The least multiple of 7, which leaves a remainder of 4, when divided by 6, 9, 15 and 18 is:

To solve this problem, we need to find the least common multiple (LCM) of 6, 9, 15, and 18 first.

Step 1: Prime factorization of the numbers 6 = 2 * 3 9 = 3^2 15 = 3 * 5 18 = 2 * 3^2

Step 2: Find the LCM The LCM is found by multiplying the highest power of all prime numbers in the factorization. So, LCM = 2 * 3^2 * 5 = 90

Step 3: Find the multiples of 7 that leave a remainder of 4 when divided by 90 We know that the number we are looking for is a multiple of 7 and leaves a remainder of 4 when divided by 90. So, we can write it as 7n = 90k + 4, where n and k are integers.

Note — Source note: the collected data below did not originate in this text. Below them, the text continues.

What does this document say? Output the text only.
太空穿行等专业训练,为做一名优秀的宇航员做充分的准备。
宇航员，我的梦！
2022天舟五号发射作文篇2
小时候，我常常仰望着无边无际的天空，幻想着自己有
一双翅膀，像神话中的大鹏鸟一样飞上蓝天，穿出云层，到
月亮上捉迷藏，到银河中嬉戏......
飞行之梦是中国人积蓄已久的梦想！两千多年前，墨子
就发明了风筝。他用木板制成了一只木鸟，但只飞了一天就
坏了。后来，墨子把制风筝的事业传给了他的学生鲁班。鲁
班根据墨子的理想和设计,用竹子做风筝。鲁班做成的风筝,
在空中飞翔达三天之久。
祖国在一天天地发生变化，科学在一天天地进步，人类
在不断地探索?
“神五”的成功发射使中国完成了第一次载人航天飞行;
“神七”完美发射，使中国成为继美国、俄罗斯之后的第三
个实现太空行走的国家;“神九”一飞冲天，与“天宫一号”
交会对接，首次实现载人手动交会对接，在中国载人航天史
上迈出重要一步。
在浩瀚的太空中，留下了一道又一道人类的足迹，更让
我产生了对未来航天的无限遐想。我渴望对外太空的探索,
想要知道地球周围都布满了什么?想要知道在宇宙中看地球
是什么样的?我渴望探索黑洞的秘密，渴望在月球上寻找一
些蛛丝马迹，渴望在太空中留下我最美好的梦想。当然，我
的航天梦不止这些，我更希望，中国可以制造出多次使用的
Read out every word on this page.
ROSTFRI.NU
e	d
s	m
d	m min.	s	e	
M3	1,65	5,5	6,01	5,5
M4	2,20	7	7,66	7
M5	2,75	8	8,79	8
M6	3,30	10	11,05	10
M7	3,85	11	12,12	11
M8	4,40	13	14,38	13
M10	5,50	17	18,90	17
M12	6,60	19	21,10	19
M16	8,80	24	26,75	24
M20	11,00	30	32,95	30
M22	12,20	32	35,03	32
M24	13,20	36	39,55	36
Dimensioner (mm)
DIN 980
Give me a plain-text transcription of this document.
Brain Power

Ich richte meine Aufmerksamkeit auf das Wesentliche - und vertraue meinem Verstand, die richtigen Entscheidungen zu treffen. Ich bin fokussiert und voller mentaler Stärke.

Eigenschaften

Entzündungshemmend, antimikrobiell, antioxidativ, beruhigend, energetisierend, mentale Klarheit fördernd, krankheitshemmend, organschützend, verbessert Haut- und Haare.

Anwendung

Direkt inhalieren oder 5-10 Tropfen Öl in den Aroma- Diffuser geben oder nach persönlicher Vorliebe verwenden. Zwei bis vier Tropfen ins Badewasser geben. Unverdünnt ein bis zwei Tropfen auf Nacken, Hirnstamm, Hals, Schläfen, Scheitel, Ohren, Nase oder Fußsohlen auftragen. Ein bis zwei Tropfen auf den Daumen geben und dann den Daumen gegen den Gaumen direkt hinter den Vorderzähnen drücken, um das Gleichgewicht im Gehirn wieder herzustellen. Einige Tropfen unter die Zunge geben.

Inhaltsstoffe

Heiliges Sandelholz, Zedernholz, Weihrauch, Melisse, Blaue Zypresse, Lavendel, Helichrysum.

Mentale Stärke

We can start checking from the smallest multiple of 7 that is greater than 90, which is 98.

98 is not leaving a remainder of 4 when divided by 90.

The next multiple of 7 is 105, which also does not leave a remainder of 4 when divided by 90.

We continue this process until we find a multiple of 7 that leaves a remainder of 4 when divided by 90.

After checking, we find that 364 is the least multiple of 7 that leaves a remainder of 4 when divided by 90.

So, the least multiple of 7, which leaves a remainder of 4, when divided by 6, 9, 15 and 18 is 364.